映画『アバウト・タイム ~愛おしい時間について~』は、単にお客さんをキュンとさせるためだけのラブコメディではありません。私にとってこの作品は、「過去を振り返って悔やむのではなく、今目の前にある不完全な一日をどれだけ愛おしく生きられるか」を教えてくれる、人生のあたたかい処方箋のような存在です。

20代の時に映画館の暗闇で味わった、父と息子の別れに涙した胸の痛み。

30代になって現実社会の忙しさに追われるからこそ胸に刺さる、「今日という一日を大切にする」というシンプルな覚悟。

観終わった後、自分が普段使っている見慣れた通勤路の風景や、家族が淹れてくれた温かい飲み物、隣にいる大切な人の笑顔が、いつもよりずっとキラキラと眩しく、愛おしいものに見えてくるはずです。
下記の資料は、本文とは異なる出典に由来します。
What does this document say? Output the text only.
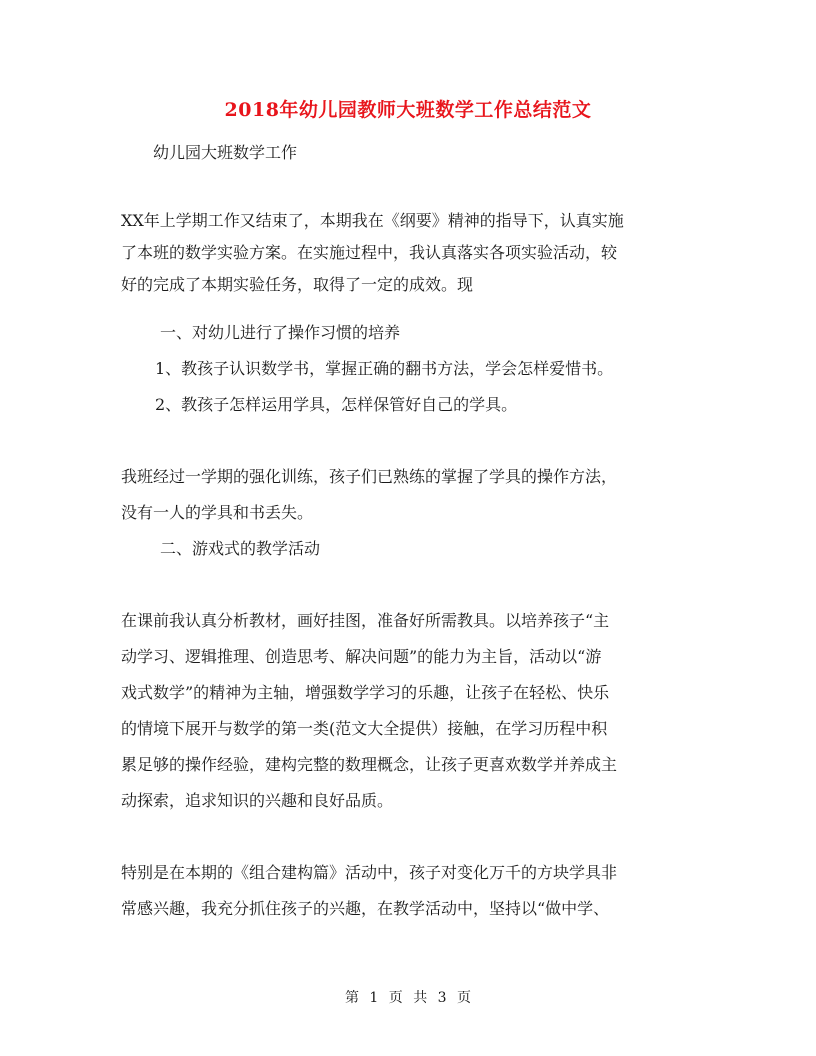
2018年幼儿园教师大班数学工作总结范文
幼儿园大班数学工作
XX年上学期工作又结束了，本期我在《纲要》精神的指导下，认真实施
了本班的数学实验方案。在实施过程中，我认真落实各项实验活动，较
好的完成了本期实验任务，取得了一定的成效。现
一、对幼儿进行了操作习惯的培养
1、教孩子认识数学书，掌握正确的翻书方法，学会怎样爱惜书。
2、教孩子怎样运用学具，怎样保管好自己的学具。
我班经过一学期的强化训练，孩子们已熟练的掌握了学具的操作方法，
没有一人的学具和书丢失。
二、游戏式的教学活动
在课前我认真分析教材，画好挂图，准备好所需教具。以培养孩子“主
动学习、逻辑推理、创造思考、解决问题”的能力为主旨，活动以“游
戏式数学”的精神为主轴，增强数学学习的乐趣，让孩子在轻松、快乐
的情境下展开与数学的第一类(范文大全提供）接触，在学习历程中积
累足够的操作经验，建构完整的数理概念，让孩子更喜欢数学并养成主
动探索，追求知识的兴趣和良好品质。
特别是在本期的《组合建构篇》活动中，孩子对变化万千的方块学具非
常感兴趣，我充分抓住孩子的兴趣，在教学活动中，坚持以“做中学、
第 1 页 共 3 页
もし今、あなたが「毎日の仕事や生活に追われて心がカサカサしている」「当たり前の日常に感謝する気持ちを取り戻したい」と感じているなら、ぜひ今夜、お気に入りの紅茶を用意して、この不朽の名作と向き合ってみてください。

きっと映画が終わった後、あなたの過ごす「明日という普通の一日」が、世界で一番特別な時間に変わるはずです!